Esa fue la historia que me contó Yasmin. Permítanme ahora reanudar yo el relato y regresar al momento en el que estaba tranquilamente sentado en mi automóvil frente a «El rincón de Shaw», en pleno atardecer, y mientras ocurría todo esto. De repente vi a Yasmin que venía al galope por el sendero del jardín, con el cabello ondeando a su espalda, de modo que abrí rápidamente la puerta de su asiento para que saltara lo antes posible. Pero ella no saltó. Corrió a la parte delantera del coche y cogió la manivela para ponerlo ella misma en marcha. En aquellos tiempos, recuérdenlo, no había todavía automóviles con motor de arranque.

—¡Pon el contacto, Oswald! —gritó—. ¡Pon el contacto, que viene a por mí!

Yo di el contacto. Yasmin hizo girar la manivela. El motor se puso en marcha a la primera. Yasmin corrió hacia su sitio, saltó al interior y todo ello sin dejar de gritar:

—¡Vamos, aprisa! ¡Larguémonos ya!

Pero antes de poder entrar la marcha del todo, oí un aullido procedente del jardín y en la semioscuridad vi la figura alta, fantasmal y barbuda de Shaw que venía a paso de carga en pelota viva y chillando:

—¡Vuelve, so ramera! ¡Todavía no he terminado contigo!

—¡Vamos! —gritó Yasmin. Acabé de poner la marcha, solté el embrague y partimos.

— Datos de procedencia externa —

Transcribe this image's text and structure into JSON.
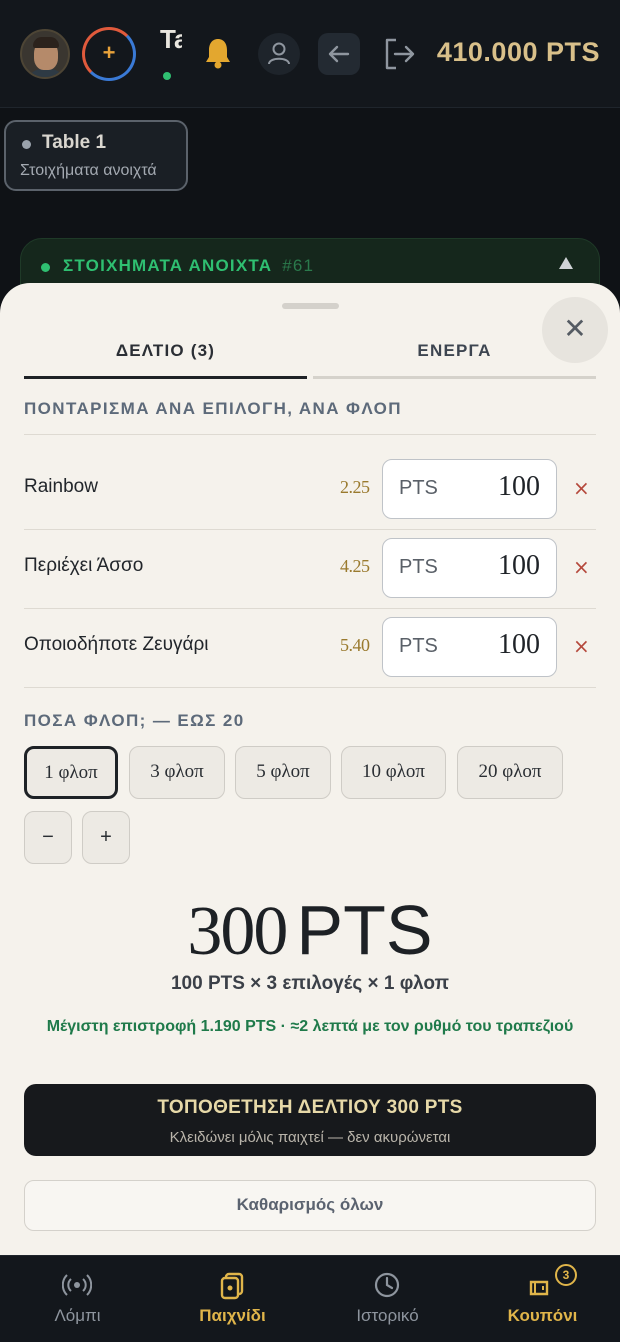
{
  "header": {
    "table_initial": "Ta",
    "balance": "410.000 PTS"
  },
  "background": {
    "table_chip": {
      "title": "Table 1",
      "subtitle": "Στοιχήματα ανοιχτά"
    },
    "panel": {
      "title": "ΣΤΟΙΧΗΜΑΤΑ ΑΝΟΙΧΤΑ",
      "number": "#61"
    }
  },
  "sheet": {
    "close_icon": "close-icon",
    "tabs": [
      {
        "label": "ΔΕΛΤΙΟ (3)",
        "selected": true
      },
      {
        "label": "ΕΝΕΡΓΑ",
        "selected": false
      }
    ],
    "stake_section_label": "ΠΟΝΤΑΡΙΣΜΑ ΑΝΑ ΕΠΙΛΟΓΗ, ΑΝΑ ΦΛΟΠ",
    "selections": [
      {
        "name": "Rainbow",
        "odds": "2.25",
        "currency": "PTS",
        "stake": "100",
        "remove": "×"
      },
      {
        "name": "Περιέχει Άσσο",
        "odds": "4.25",
        "currency": "PTS",
        "stake": "100",
        "remove": "×"
      },
      {
        "name": "Οποιοδήποτε Ζευγάρι",
        "odds": "5.40",
        "currency": "PTS",
        "stake": "100",
        "remove": "×"
      }
    ],
    "flops_label": "ΠΟΣΑ ΦΛΟΠ; — ΕΩΣ 20",
    "flop_options": [
      {
        "label": "1 φλοπ",
        "selected": true
      },
      {
        "label": "3 φλοπ",
        "selected": false
      },
      {
        "label": "5 φλοπ",
        "selected": false
      },
      {
        "label": "10 φλοπ",
        "selected": false
      },
      {
        "label": "20 φλοπ",
        "selected": false
      }
    ],
    "decrement": "−",
    "increment": "+",
    "total_amount": "300",
    "total_currency": "PTS",
    "formula": "100 PTS × 3 επιλογές × 1 φλοπ",
    "max_return": "Μέγιστη επιστροφή 1.190 PTS · ≈2 λεπτά με τον ρυθμό του τραπεζιού",
    "place_button": {
      "title": "ΤΟΠΟΘΕΤΗΣΗ ΔΕΛΤΙΟΥ 300 PTS",
      "subtitle": "Κλειδώνει μόλις παιχτεί — δεν ακυρώνεται"
    },
    "clear_button": "Καθαρισμός όλων"
  },
  "bottom_nav": [
    {
      "label": "Λόμπι",
      "icon": "broadcast-icon",
      "active": false
    },
    {
      "label": "Παιχνίδι",
      "icon": "cards-icon",
      "active": true
    },
    {
      "label": "Ιστορικό",
      "icon": "history-icon",
      "active": false
    },
    {
      "label": "Κουπόνι",
      "icon": "coupon-icon",
      "active": true,
      "badge": "3"
    }
  ],
  "colors": {
    "accent_gold": "#e0b54a",
    "balance_gold": "#d9c08a",
    "return_green": "#1f7a4a",
    "remove_red": "#b5493c",
    "sheet_bg": "#f5f2ec"
  }
}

Había frente a la casa de mister Shaw una farola, y cuando miré un instante hacia atrás le vi pegando brincos en la acera bajo la luz de gas, con su piel completamente blanca con la única excepción de los calcetines que todavía llevaba puestos, barbado por arriba y barbado también por debajo, y con su enorme miembro de color rosa asomando por la barba inferior como si fuera el cañón recortado de una escopeta. Era una imagen que tardaré en olvidar: aquel engreído y arrogante dramaturgo que siempre se había burlado de las pasiones de la carne, ensartado ahora en la espada de la lujuria y pidiéndole a Yasmin a gritos que volviera. La cantharis vesicatoria sudanii, reflexioné, podía incluso convertir al Mesías en un simio.